JAKARTA – Tradisi halalbihalal telah menjadi bagian penting dari perayaan Idulfitri di Indonesia, dikenal sebagai momen untuk saling memaafkan, berjabat tangan, dan mempererat hubungan antarkeluarga, tetangga, teman, serta sesama umat Muslim. Menariknya, halalbihalal merupakan tradisi yang khas dan unik di Indonesia.

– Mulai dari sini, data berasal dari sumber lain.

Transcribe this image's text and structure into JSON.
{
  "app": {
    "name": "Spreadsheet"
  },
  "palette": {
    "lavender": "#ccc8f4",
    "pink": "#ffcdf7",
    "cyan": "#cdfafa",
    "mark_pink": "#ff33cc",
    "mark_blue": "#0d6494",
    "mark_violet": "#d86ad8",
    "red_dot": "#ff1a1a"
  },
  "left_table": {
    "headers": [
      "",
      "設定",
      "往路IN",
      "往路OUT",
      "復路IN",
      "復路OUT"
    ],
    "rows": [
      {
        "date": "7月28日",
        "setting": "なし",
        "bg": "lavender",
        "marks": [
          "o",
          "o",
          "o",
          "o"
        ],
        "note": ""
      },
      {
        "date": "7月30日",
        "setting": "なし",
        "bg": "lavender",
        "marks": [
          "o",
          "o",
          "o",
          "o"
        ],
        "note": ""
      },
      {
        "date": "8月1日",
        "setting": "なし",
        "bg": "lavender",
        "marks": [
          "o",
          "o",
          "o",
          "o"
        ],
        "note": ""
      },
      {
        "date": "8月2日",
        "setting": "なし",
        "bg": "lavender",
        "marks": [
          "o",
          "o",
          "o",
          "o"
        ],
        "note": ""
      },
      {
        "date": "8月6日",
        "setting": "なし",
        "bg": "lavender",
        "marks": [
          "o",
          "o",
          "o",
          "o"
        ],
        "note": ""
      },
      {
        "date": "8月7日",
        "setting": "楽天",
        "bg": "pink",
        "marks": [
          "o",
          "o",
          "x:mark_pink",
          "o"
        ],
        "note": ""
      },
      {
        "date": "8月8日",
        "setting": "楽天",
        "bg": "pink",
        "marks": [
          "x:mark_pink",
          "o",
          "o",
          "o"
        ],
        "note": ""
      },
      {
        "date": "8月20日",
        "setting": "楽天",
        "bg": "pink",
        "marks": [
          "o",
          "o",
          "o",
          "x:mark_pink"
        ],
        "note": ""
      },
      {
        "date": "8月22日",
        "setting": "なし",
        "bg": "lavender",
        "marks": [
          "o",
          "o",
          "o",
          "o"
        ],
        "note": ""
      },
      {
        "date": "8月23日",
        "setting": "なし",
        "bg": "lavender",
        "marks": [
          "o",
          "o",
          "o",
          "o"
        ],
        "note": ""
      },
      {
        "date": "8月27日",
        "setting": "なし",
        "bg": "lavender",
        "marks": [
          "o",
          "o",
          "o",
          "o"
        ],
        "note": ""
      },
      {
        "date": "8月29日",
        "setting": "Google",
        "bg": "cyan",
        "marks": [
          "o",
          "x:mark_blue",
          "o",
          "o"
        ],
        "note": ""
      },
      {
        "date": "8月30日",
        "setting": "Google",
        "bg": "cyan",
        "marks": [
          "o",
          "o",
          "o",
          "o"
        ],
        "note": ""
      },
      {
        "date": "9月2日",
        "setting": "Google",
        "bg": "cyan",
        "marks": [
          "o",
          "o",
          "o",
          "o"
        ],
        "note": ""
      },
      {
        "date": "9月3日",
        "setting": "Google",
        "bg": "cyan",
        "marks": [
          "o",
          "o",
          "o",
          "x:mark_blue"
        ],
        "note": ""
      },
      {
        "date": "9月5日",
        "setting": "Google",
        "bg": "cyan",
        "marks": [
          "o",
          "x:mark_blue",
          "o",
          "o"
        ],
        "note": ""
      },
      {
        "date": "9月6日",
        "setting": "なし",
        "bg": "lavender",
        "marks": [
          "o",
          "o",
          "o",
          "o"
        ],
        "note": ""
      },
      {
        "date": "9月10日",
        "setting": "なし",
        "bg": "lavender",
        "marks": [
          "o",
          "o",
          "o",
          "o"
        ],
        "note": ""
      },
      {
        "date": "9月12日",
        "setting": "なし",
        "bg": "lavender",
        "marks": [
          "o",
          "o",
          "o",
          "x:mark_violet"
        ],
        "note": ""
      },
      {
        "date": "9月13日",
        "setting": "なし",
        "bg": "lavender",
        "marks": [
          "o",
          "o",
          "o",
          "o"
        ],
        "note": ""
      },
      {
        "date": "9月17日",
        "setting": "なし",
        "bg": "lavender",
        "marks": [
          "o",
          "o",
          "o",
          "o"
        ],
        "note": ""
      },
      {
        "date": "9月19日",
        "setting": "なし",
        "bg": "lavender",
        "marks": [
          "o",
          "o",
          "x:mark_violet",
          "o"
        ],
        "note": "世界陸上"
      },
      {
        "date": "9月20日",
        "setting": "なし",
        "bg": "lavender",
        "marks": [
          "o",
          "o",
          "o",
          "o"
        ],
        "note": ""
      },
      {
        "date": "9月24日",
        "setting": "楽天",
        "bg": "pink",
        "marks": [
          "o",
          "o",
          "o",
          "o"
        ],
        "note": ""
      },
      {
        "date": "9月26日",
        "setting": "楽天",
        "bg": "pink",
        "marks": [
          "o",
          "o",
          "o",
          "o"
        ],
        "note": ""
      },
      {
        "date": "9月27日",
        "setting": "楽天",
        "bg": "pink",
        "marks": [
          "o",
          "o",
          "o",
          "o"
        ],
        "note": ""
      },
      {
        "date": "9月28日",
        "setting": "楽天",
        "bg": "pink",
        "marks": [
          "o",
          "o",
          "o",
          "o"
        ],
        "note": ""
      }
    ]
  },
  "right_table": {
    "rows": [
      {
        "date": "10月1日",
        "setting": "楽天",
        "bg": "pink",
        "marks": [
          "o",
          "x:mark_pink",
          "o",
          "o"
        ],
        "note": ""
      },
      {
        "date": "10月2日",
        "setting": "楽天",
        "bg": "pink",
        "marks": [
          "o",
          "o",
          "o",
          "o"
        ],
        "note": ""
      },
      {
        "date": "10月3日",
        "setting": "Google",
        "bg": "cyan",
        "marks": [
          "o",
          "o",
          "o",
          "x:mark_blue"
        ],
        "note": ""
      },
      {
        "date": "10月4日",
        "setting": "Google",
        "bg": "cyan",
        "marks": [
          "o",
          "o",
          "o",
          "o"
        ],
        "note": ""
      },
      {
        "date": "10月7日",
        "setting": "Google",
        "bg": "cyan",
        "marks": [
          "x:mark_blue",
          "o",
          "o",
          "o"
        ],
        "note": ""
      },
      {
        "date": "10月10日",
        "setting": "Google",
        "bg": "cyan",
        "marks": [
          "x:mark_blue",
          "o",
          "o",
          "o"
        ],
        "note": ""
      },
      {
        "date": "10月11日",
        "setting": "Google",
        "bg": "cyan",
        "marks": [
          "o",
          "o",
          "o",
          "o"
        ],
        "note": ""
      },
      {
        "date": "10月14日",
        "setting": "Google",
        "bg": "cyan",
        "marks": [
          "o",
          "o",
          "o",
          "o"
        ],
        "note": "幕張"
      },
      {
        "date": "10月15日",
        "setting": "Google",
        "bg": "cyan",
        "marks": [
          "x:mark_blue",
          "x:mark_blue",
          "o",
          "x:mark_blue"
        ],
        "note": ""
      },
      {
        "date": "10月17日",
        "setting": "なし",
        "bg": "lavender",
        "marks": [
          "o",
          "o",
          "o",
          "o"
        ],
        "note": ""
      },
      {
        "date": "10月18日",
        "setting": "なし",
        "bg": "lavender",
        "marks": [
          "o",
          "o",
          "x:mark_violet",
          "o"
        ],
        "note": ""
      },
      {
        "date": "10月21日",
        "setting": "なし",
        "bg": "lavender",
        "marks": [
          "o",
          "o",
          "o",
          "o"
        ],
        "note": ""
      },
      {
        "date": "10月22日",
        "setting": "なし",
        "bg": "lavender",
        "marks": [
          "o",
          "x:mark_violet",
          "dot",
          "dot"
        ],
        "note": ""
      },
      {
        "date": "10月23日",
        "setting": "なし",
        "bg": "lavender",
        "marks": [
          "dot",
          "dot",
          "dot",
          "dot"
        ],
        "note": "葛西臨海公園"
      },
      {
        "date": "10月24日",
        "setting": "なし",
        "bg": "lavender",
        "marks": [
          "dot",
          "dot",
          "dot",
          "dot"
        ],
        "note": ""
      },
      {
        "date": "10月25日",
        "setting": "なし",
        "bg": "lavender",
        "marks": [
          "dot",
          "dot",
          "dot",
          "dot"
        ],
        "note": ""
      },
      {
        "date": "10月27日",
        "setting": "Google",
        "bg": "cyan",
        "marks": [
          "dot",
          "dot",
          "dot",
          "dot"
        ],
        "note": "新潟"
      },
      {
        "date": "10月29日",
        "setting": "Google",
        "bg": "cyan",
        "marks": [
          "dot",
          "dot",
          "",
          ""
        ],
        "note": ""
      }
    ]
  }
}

Sampai saat ini, tradisi ini masih bisa ditemukan di berbagai tempat setiap selesai Ramadan atau setelah Idulfitri. Biasanya, halalbihalal diadakan oleh keluarga, komunitas, lebaga, dan instansi pemerintahan dengan bertujuan saling bermaaf-maafan setelah menjalankan ibadah puasa Ramadan.
Penulisan yang tepat Menurut Kamus Besar Bahasa Indonesia (KBBI)
Penulisan halalbihalal yang tepat menurut Kamus Besar Bahasa Indonesia (KBBI) hingga saat ini masih sering disalahpahami oleh masyarakat. Banyak yang menulisnya dengan cara yang tidak sesuai dengan kaidah Bahasa Indonesia, baik di media sosial, papan nama, hingga latar belakang acara.
Dalam KBBI, halalbihalal didefinisikan sebagai tradisi saling memaafkan setelah menjalankan ibadah puasa Ramadan, yang biasanya dilaksanakan di tempat seperti auditorium atau aula oleh sekelompok orang. Penulisannya pun ditulis serangkai tanpa spasi, yaitu halalbihalal, bukan halal bi halal atau halal bil halal yang sering ditemukan di beberapa tempat.